Research Themes

The SustAI CDT focuses around 5 research themes where AI can improve environmental sustainability:

AI for Transportation and Logistics

Theme Leads: Professor Selin Ahipasaoglu and Professor Sebastian Stein
This theme focuses on using AI to optimise transportation and logistics operations for sustainability, including reducing energy and resource use, improving smart mobility services, and developing more sustainable transportation systems. 

Example applications include intelligent intersection management for connected and autonomous vehicles; ride sharing and dynamic bus routing; micro-tolling to reduce congestion; personalised electric vehicle charging and routing; optimising shipping routes and fleet management using digital twins.

AI for Sustainable Energy and Buildings

Theme Leads: Dr Stephanie Gauthier and Professor Ajit Nayak
This theme focuses on using AI to optimise and improve the management of sustainable energy technologies such as solar, wind, and hydro, including forecasting and predicting energy demand, improving efficiency and reducing costs, smart grid and energy markets, and managing energy use in smart buildings. 

Examples include optimising energy use and storage based on occupancy prediction and price forecasts; creating novel community energy markets to efficiently use local production; understanding and managing the trade-offs between cost and comfort in homes and offices. Human-in the loop learning approaches which minimise human participation and are explainable.

AI for Sustainable Operations and Circular Economy

Theme Leads: Dr Vahid Yazdanpanah and Dr Hector Calvo-Pardo
This focuses on using AI to optimise manufacturing processes, operations, and supply chains for sustainability, including reducing waste and energy use, improving resource efficiency, waste management and recycling, and developing more sustainable products, packaging, and service delivery models within a circular economy framework. A key aspect is using AI to develop and evaluate appropriate policies and incentives, including green finance and carbon emission trading schemes.

Example uses of AI include anomaly detection for improved maintenance; prediction of demand and supply enabling more efficient supply chains and reduced waste; tracking of CO2 throughout the supply chain to incentivise behavioural change; predicting and mapping particle emissions in urban areas; study of incentives and policies using game theory and agent-based modelling.

AI for the Natural Environment

Theme Lead: Professor Lindsay-Marie Armstrong
This theme focuses on using AI to protect and conserve biodiversity, including monitoring and predicting changes in ecosystems, identifying and mitigating threats to endangered species, and developing sustainable agricultural, fisheries and land management practices. Other aspects include air pollution monitoring and developing interventions.
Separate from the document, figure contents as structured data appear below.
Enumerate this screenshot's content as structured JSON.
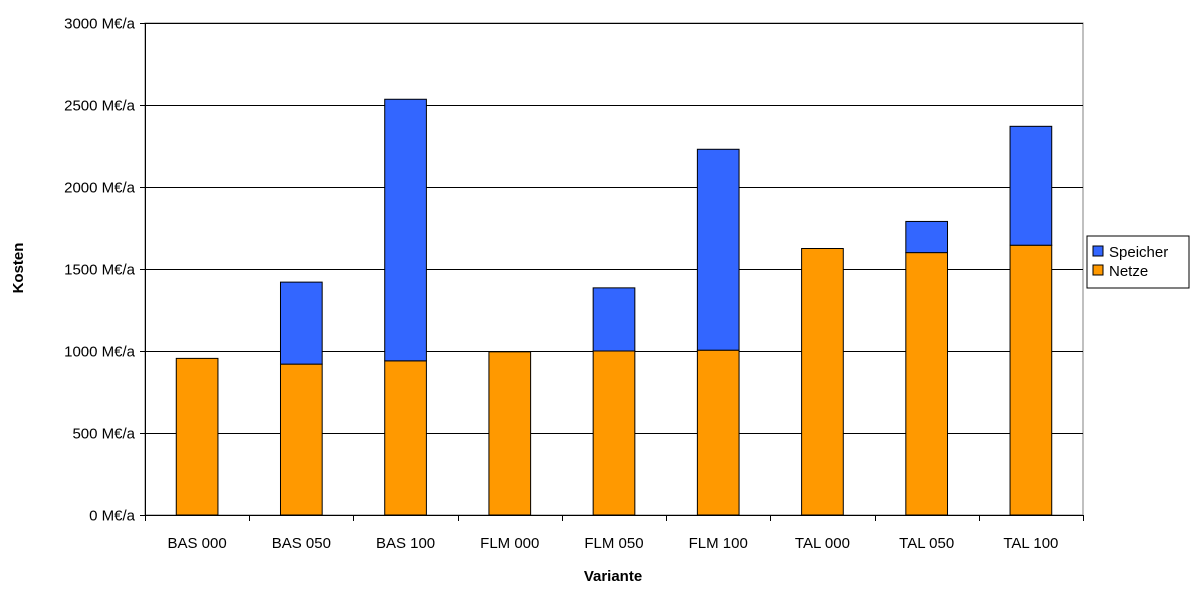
{
  "chart_data": {
    "type": "bar",
    "stacked": true,
    "title": "",
    "xlabel": "Variante",
    "ylabel": "Kosten",
    "ylim": [
      0,
      3000
    ],
    "yticks": [
      0,
      500,
      1000,
      1500,
      2000,
      2500,
      3000
    ],
    "y_unit_suffix": " M€/a",
    "grid": true,
    "legend_position": "right",
    "categories": [
      "BAS 000",
      "BAS 050",
      "BAS 100",
      "FLM 000",
      "FLM 050",
      "FLM 100",
      "TAL 000",
      "TAL 050",
      "TAL 100"
    ],
    "series": [
      {
        "name": "Netze",
        "color": "#FF9900",
        "values": [
          955,
          920,
          940,
          995,
          1000,
          1005,
          1625,
          1600,
          1645
        ]
      },
      {
        "name": "Speicher",
        "color": "#3366FF",
        "values": [
          0,
          500,
          1595,
          0,
          385,
          1225,
          0,
          190,
          725
        ]
      }
    ],
    "legend_order": [
      "Speicher",
      "Netze"
    ]
  }
}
For example, AI can process geodata and optimise resource use through data-driven modelling of the complex interactions within ecosystems; it can help conservation through identification and counting of species from audio and video streams; specialised ground , air or underwater robotics can assist monitoring and management of land and seas. Typical AI techniques include machine vision as well as robotics, UAVs, UUVs and swarm robotics. 

Sustainable AI

Theme Lead: Dr Dimitra Georgiadou
Whilst the other 4 themes focus on applications of AI, this theme focuses on reducing the power consumption that is associated with the use of AI itself. It investigates both creating more efficient machine learning algorithms to be used, e.g., using edge computing approaches, as well as introducing a fundamentally different approach at the hardware level, such as new neuromorphic architectures that emulate the synaptic plasticity of the brain.

Example projects include developing nano-electronic technologies using the University of Southampton’s world-leading clean room facilities; employing hardware acceleration for real-time AI; as well as developing novel algorithmic techniques, such as deep learning, Bayesian inference and optimisation for low-power devices.